To prevent a counterattack, the United States would have to take out Iran’s 14 airfields and all its warplanes on the ground. We would also have to sink every warship and submarine in Iran’s navy and destroy some 200 missile, patrol and speedboats operated by the Revolutionary Guard, else they would be dropping mines and mauling our warships.

Also, it would be crucial on day one to hit Iran’s launch sites and missile plants for, like Saddam in 1991, Iran would probably attack Israel, to make it an American and Israeli war on an Islamic republic.

Among other critical targets would be the Silkworm anti-ship missile sites on Iran’s coastline that would menace U.S. warships and oil tankers transiting the Strait of Hormuz. Any Iranian attack on ships or seeding of mines would likely close the gulf and send world oil prices soaring.

Revolutionary Guard barracks, especially the Quds Force near Iraq, would have to be hit to slow troop movement to and across the border into Iraq to kill U.S. soldiers and civilians.
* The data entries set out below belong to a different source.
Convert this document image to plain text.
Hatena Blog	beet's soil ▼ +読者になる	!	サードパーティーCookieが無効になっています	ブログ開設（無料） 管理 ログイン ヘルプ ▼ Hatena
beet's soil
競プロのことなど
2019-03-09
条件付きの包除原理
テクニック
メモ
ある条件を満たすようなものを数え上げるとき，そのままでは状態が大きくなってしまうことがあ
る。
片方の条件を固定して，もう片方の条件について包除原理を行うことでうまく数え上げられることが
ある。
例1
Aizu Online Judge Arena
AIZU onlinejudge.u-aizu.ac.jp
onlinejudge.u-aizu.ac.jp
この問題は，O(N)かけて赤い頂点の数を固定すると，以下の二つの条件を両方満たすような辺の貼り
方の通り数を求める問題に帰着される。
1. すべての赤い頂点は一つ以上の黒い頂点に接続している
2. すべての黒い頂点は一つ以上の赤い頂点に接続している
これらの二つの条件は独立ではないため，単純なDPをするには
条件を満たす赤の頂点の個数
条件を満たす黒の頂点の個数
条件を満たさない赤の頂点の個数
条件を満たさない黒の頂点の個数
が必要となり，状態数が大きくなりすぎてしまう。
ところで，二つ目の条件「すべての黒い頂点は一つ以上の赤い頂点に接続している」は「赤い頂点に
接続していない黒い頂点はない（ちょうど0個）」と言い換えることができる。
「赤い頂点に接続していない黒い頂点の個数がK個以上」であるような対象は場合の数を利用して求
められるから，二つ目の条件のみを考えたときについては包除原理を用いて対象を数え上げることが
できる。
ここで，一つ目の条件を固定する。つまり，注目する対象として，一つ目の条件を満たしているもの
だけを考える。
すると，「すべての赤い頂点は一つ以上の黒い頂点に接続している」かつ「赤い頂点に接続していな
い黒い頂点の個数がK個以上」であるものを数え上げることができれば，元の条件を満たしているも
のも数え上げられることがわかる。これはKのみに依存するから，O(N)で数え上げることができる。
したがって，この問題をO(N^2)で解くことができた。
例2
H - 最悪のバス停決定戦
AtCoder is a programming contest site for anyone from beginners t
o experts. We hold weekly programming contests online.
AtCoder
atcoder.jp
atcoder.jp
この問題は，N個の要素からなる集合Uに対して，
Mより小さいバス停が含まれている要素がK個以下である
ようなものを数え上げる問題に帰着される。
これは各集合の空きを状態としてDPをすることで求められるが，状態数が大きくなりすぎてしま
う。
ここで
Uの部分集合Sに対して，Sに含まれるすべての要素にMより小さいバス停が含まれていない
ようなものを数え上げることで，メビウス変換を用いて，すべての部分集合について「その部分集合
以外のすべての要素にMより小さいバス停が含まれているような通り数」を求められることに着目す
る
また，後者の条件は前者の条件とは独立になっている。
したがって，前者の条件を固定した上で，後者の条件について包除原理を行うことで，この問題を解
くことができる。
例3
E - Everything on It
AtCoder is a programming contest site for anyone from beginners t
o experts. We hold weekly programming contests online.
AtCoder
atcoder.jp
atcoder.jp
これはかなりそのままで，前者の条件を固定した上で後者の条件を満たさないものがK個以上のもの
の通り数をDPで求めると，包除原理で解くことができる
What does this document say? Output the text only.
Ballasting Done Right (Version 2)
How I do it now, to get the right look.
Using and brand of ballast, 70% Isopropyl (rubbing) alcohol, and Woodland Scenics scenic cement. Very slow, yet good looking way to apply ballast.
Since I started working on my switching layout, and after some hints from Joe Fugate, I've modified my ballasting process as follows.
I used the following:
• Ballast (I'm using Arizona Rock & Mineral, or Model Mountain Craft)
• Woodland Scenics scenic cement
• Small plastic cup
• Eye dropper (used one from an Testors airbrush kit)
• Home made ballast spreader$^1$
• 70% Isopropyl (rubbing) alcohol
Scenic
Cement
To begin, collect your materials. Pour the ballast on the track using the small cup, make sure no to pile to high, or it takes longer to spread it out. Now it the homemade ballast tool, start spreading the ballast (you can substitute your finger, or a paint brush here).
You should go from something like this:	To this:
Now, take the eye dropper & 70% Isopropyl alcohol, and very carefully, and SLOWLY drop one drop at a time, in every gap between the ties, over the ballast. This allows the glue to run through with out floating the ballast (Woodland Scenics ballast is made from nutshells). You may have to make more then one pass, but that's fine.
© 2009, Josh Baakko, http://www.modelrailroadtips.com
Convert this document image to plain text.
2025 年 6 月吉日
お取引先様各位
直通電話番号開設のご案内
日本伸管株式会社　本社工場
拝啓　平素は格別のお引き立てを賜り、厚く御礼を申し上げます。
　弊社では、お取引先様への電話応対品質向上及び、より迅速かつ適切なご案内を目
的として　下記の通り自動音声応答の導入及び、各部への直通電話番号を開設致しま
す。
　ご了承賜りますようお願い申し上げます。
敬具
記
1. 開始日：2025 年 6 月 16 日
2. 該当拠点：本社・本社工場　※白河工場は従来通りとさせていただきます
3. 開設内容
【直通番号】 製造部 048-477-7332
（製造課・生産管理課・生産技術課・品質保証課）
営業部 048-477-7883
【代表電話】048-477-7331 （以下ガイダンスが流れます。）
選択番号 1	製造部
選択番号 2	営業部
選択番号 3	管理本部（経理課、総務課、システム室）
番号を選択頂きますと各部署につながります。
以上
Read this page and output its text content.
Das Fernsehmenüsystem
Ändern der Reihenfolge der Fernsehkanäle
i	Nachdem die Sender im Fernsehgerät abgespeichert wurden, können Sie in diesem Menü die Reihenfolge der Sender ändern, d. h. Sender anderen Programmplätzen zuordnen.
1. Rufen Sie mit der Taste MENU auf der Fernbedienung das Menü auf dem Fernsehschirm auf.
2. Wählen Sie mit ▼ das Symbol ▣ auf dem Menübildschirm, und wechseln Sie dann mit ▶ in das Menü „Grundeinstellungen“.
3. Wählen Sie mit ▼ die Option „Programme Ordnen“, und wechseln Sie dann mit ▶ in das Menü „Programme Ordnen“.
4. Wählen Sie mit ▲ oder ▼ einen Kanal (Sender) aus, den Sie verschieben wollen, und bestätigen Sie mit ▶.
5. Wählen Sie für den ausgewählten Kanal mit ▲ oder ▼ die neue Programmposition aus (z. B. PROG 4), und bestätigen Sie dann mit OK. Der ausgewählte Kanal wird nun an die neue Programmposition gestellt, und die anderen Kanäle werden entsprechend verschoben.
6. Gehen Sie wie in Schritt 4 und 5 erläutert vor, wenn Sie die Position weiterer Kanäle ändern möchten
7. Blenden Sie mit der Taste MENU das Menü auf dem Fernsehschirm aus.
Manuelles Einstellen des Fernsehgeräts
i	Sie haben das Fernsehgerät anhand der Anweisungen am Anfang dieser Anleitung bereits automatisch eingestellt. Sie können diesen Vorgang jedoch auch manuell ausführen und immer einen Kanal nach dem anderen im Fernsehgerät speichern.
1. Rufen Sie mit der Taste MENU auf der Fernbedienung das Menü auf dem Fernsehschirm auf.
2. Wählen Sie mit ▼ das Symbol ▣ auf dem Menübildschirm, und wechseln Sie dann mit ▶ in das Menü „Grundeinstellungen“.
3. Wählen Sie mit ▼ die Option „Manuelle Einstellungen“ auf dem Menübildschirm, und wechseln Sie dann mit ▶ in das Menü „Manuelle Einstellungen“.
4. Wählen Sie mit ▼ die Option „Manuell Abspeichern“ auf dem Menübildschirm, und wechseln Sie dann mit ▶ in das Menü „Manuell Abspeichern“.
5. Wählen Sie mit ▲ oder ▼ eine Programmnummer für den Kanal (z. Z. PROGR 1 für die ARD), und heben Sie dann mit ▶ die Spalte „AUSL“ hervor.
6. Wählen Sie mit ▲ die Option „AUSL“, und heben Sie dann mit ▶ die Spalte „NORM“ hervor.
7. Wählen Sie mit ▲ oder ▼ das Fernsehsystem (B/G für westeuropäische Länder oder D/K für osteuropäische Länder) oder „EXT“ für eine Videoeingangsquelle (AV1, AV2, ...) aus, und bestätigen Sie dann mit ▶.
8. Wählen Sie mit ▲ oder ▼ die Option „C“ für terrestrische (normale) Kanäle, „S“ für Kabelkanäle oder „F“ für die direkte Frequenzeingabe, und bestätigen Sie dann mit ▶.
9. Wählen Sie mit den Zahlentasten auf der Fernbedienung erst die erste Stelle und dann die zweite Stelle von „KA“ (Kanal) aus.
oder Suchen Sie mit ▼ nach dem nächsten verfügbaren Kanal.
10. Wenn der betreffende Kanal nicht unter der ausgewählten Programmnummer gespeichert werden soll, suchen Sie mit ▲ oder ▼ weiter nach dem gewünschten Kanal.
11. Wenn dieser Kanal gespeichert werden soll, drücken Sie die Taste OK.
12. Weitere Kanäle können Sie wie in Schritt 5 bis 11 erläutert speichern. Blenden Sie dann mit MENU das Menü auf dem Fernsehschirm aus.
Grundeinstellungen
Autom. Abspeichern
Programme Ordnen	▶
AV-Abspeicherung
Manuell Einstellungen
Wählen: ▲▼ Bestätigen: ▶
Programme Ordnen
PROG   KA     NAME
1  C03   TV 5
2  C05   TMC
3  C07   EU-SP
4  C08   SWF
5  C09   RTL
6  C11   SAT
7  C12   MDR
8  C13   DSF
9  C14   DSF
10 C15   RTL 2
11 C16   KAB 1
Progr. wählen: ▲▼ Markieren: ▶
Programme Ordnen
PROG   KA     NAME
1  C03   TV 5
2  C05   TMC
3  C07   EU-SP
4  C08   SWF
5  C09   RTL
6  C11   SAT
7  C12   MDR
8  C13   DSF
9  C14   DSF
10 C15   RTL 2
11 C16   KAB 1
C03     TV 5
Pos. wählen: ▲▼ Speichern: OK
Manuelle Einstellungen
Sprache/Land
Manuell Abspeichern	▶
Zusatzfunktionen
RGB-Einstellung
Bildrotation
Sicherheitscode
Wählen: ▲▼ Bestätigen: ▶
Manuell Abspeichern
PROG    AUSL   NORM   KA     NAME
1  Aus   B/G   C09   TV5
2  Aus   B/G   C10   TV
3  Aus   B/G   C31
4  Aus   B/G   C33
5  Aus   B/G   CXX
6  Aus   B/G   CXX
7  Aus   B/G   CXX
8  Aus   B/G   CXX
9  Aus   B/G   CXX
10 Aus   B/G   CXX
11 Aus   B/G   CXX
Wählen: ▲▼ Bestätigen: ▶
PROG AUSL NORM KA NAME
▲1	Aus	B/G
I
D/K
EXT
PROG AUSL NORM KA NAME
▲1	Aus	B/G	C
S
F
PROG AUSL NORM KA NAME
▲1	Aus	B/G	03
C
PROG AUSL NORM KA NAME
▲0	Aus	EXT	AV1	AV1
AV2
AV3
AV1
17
The same might be necessary against Iranian troops near Afghanistan.

With Iran’s ally Hezbollah in south Beirut, all U.S. civilians should probably be pulled out of Lebanon before an attack lest they wind up dead or hostages. And how safe would Americans be in the gulf, especially Bahrain, home of the U.S. Fifth Fleet, a predominantly Shia island?

And whose side would Shia Iraq take?

Would we have to intern all Iranian nationals in the United States, as we did Germans and Italians in 1941? How many terror attacks on soft targets in the USA could we expect from Iranian and Hezbollah agents in reprisal for our killing thousands of civilians in hundreds of strikes on Iran?

Before the War Party stampedes us into yet another war, the Senate should find out if Teheran is really on the “verge” of getting a bomb, and why deterrence, which never failed us, cannot succeed with Iran.

Patrick J. Buchanan is founding editor of The American Conservative and author, most recently, of Churchill, Hitler, and the “Unnecessary War”.